7500 Schritte täglich sind also ein gutes Maß, um das körperliche Wohlbefinden zu fördern. Das entspricht je nach Schrittlänge bei einem Erwachsenen einer Strecke von rund fünf Kilometern. Aber wie erreicht man die im Alltag, wenn man etwa den ganzen Tag am Schreibtisch im Homeoffice sitzt? „Das ist gar nicht so einfach“, räumt Internist Brück ein. Tipps, etwa die Treppe statt den Aufzug zu nehmen oder mit dem Rad statt dem Auto zu fahren, kennt jeder.
„Es geht darum, Taktiken zu entwickeln, wie man Bewegung im Alltag integrieren kann“, sagt Brück. Als Internist unterstützt er ohnehin jegliche Art von Bewegung – in jedem Alter. „Es profitieren alle“, sagt er. „Wer ein Fitnessarmband oder einen Schrittzähler tragen möchte, den unterstütze ich.“Denn oftmals sei ein solches Gerät auch ein Ansporn, sich mehr zu bewegen. „Meine Erfahrung aus der Praxis ist, dass Menschen, die solche Tracker nutzen, generell aktiver sind“, meint Brück. Und auch in Sachen Genauigkeit haben die heutigen Geräte einen Quantensprung gegenüber dem Ursprungsgerät gemacht: Das umständliche Messen der Schrittlänge ist längst passé.
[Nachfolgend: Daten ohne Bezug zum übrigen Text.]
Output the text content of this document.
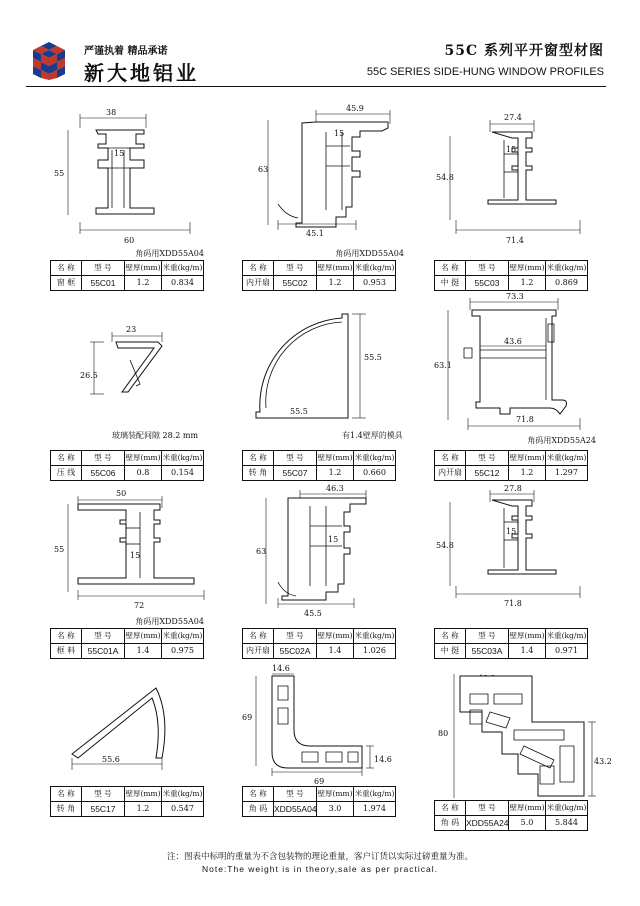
严谨执着 精品承诺
新大地铝业
55C 系列平开窗型材图
55C SERIES SIDE-HUNG WINDOW PROFILES
38
55
15
60
角码用XDD55A04
名 称	型 号	壁厚(mm)	米重(kg/m)
窗 框	55C01	1.2	0.834
45.9
63
15
45.1
角码用XDD55A04
名 称	型 号	壁厚(mm)	米重(kg/m)
内开扇	55C02	1.2	0.953
27.4
54.8
15
71.4
名 称	型 号	壁厚(mm)	米重(kg/m)
中 挺	55C03	1.2	0.869
23
26.5
玻璃装配间隙 28.2 mm
名 称	型 号	壁厚(mm)	米重(kg/m)
压 线	55C06	0.8	0.154
55.5
55.5
有1.4壁厚的模具
名 称	型 号	壁厚(mm)	米重(kg/m)
转 角	55C07	1.2	0.660
73.3
63.1
43.6
71.8
角码用XDD55A24
名 称	型 号	壁厚(mm)	米重(kg/m)
内开扇	55C12	1.2	1.297
50
55
15
72
角码用XDD55A04
名 称	型 号	壁厚(mm)	米重(kg/m)
框 料	55C01A	1.4	0.975
46.3
63
15
45.5
名 称	型 号	壁厚(mm)	米重(kg/m)
内开扇	55C02A	1.4	1.026
27.8
54.8
15
71.8
名 称	型 号	壁厚(mm)	米重(kg/m)
中 挺	55C03A	1.4	0.971
55.6
名 称	型 号	壁厚(mm)	米重(kg/m)
转 角	55C17	1.2	0.547
14.6
69
69
14.6
名 称	型 号	壁厚(mm)	米重(kg/m)
角 码	XDD55A04	3.0	1.974
80
43.2
名 称	型 号	壁厚(mm)	米重(kg/m)
角 码	XDD55A24	5.0	5.844
注：图表中标明的重量为不含包装物的理论重量，客户订货以实际过磅重量为准。
Note:The weight is in theory,sale as per practical.
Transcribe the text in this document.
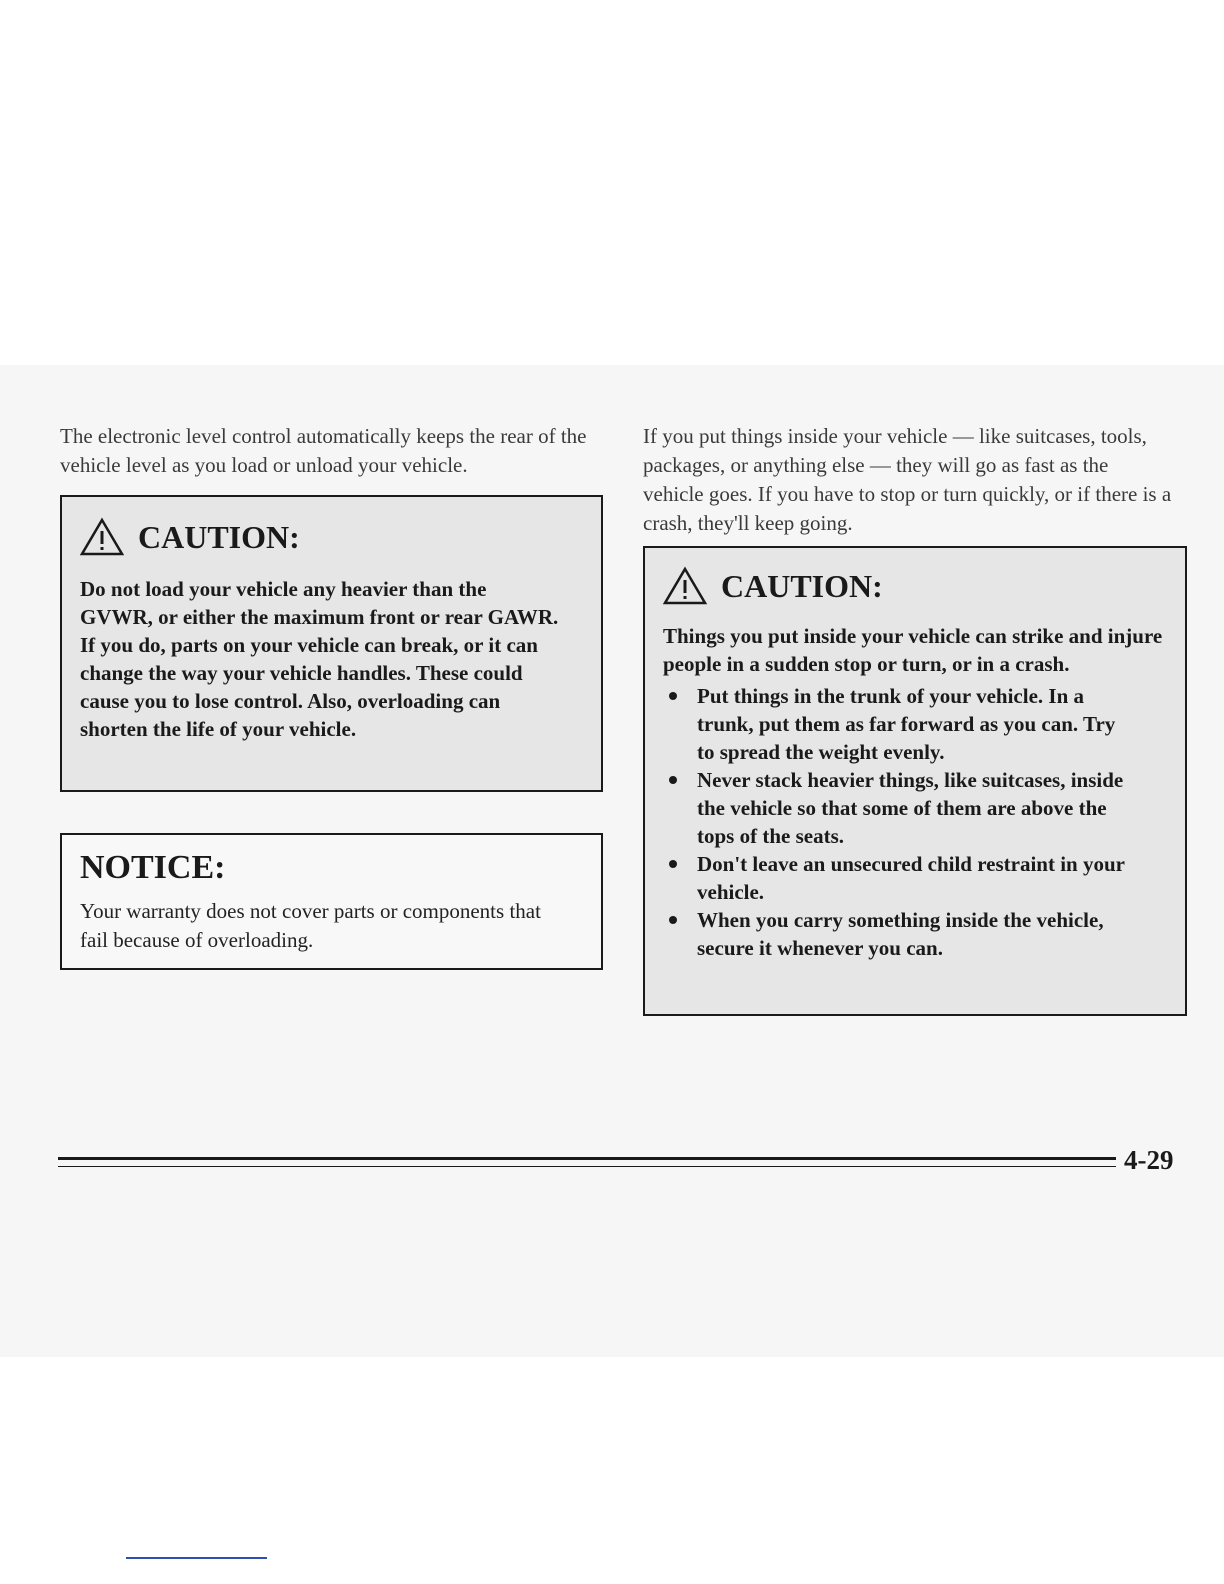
The electronic level control automatically keeps the rear of the vehicle level as you load or unload your vehicle.

CAUTION:

Do not load your vehicle any heavier than the GVWR, or either the maximum front or rear GAWR. If you do, parts on your vehicle can break, or it can change the way your vehicle handles. These could cause you to lose control. Also, overloading can shorten the life of your vehicle.

NOTICE:

Your warranty does not cover parts or components that fail because of overloading.

If you put things inside your vehicle — like suitcases, tools, packages, or anything else — they will go as fast as the vehicle goes. If you have to stop or turn quickly, or if there is a crash, they'll keep going.

CAUTION:

Things you put inside your vehicle can strike and injure people in a sudden stop or turn, or in a crash.

Put things in the trunk of your vehicle. In a trunk, put them as far forward as you can. Try to spread the weight evenly.
Never stack heavier things, like suitcases, inside the vehicle so that some of them are above the tops of the seats.
Don't leave an unsecured child restraint in your vehicle.
When you carry something inside the vehicle, secure it whenever you can.
4-29
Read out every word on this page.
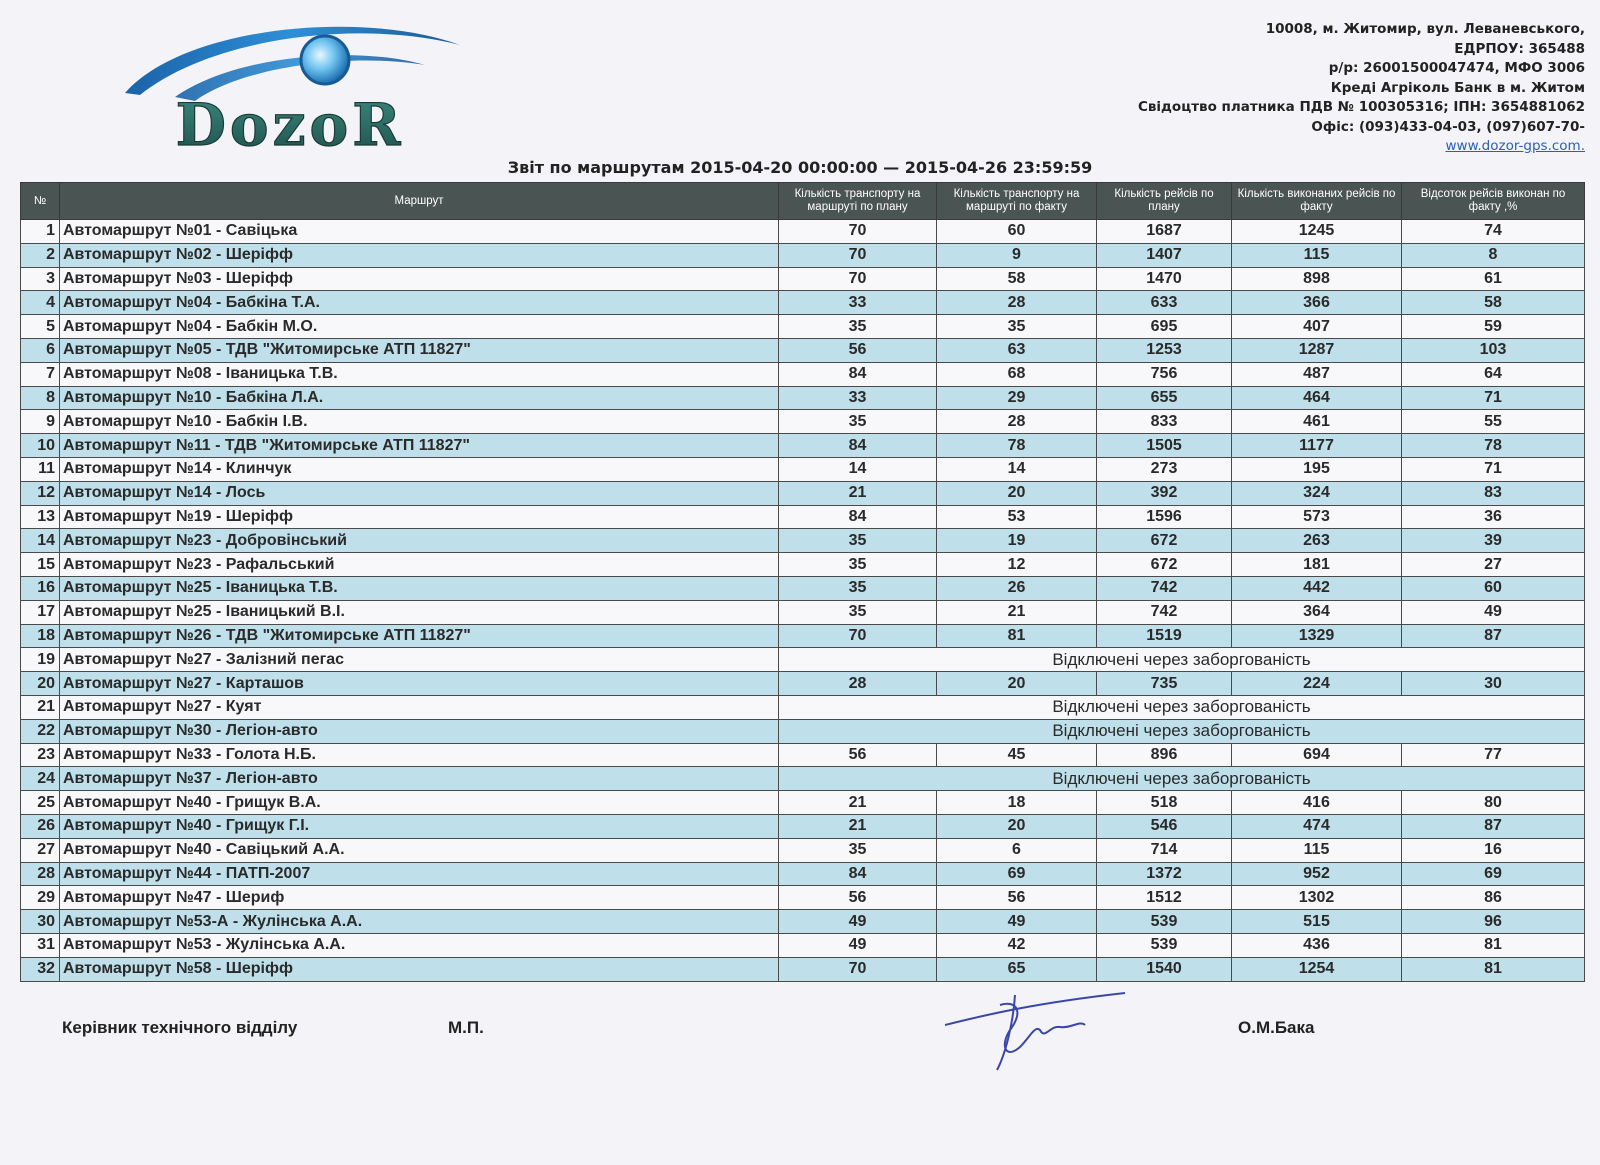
DozoR
10008, м. Житомир, вул. Леваневського,
ЕДРПОУ: 365488
р/р: 26001500047474, МФО 3006
Креді Агріколь Банк в м. Житом
Свідоцтво платника ПДВ № 100305316; ІПН: 3654881062
Офіс: (093)433-04-03, (097)607-70-
www.dozor-gps.com.
Звіт по маршрутам 2015-04-20 00:00:00 — 2015-04-26 23:59:59
№	Маршрут	Кількість транспорту на маршруті по плану	Кількість транспорту на маршруті по факту	Кількість рейсів по плану	Кількість виконаних рейсів по факту	Відсоток рейсів виконан по факту ,%
1	Автомаршрут №01 - Савіцька	70	60	1687	1245	74
2	Автомаршрут №02 - Шеріфф	70	9	1407	115	8
3	Автомаршрут №03 - Шеріфф	70	58	1470	898	61
4	Автомаршрут №04 - Бабкіна Т.А.	33	28	633	366	58
5	Автомаршрут №04 - Бабкін М.О.	35	35	695	407	59
6	Автомаршрут №05 - ТДВ "Житомирське АТП 11827"	56	63	1253	1287	103
7	Автомаршрут №08 - Іваницька Т.В.	84	68	756	487	64
8	Автомаршрут №10 - Бабкіна Л.А.	33	29	655	464	71
9	Автомаршрут №10 - Бабкін І.В.	35	28	833	461	55
10	Автомаршрут №11 - ТДВ "Житомирське АТП 11827"	84	78	1505	1177	78
11	Автомаршрут №14 - Клинчук	14	14	273	195	71
12	Автомаршрут №14 - Лось	21	20	392	324	83
13	Автомаршрут №19 - Шеріфф	84	53	1596	573	36
14	Автомаршрут №23 - Добровінський	35	19	672	263	39
15	Автомаршрут №23 - Рафальський	35	12	672	181	27
16	Автомаршрут №25 - Іваницька Т.В.	35	26	742	442	60
17	Автомаршрут №25 - Іваницький В.І.	35	21	742	364	49
18	Автомаршрут №26 - ТДВ "Житомирське АТП 11827"	70	81	1519	1329	87
19	Автомаршрут №27 - Залізний пегас	Відключені через заборгованість				
20	Автомаршрут №27 - Карташов	28	20	735	224	30
21	Автомаршрут №27 - Куят	Відключені через заборгованість				
22	Автомаршрут №30 - Легіон-авто	Відключені через заборгованість				
23	Автомаршрут №33 - Голота Н.Б.	56	45	896	694	77
24	Автомаршрут №37 - Легіон-авто	Відключені через заборгованість				
25	Автомаршрут №40 - Грищук В.А.	21	18	518	416	80
26	Автомаршрут №40 - Грищук Г.І.	21	20	546	474	87
27	Автомаршрут №40 - Савіцький А.А.	35	6	714	115	16
28	Автомаршрут №44 - ПАТП-2007	84	69	1372	952	69
29	Автомаршрут №47 - Шериф	56	56	1512	1302	86
30	Автомаршрут №53-А - Жулінська А.А.	49	49	539	515	96
31	Автомаршрут №53 - Жулінська А.А.	49	42	539	436	81
32	Автомаршрут №58 - Шеріфф	70	65	1540	1254	81
Керівник технічного відділу	М.П.	О.М.Бака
Natürlich können die gezählten Schritte immer nur ein Richtwert sein. Denn ein Schrittzähler kann nicht messen, wie sehr wir uns anstrengen, während wir eine bestimmte Strecke zurücklegen. Es kommt aber immer auch ein Stück weit auf die Intensität der zurückgelegten Schritte an. Heribert Brück: „Wer seine Leistungsfähigkeit verbessern möchte, muss sich ab und an auch mal anstrengen und den Puls nach oben treiben.“
Für Übergewichtige oder bewegungsfaule Menschen ist es aber erst einmal das Wichtigste, überhaupt regelmäßig in Bewegung zu kommen. Wie die DGSP schreibt: „Jeder noch so kleine Schritt weg vom Bewegungsmangel ist wichtig und fördert die Gesundheit. Jeder Schritt zählt“. Es müssen ja nicht gleich 10.000 sein.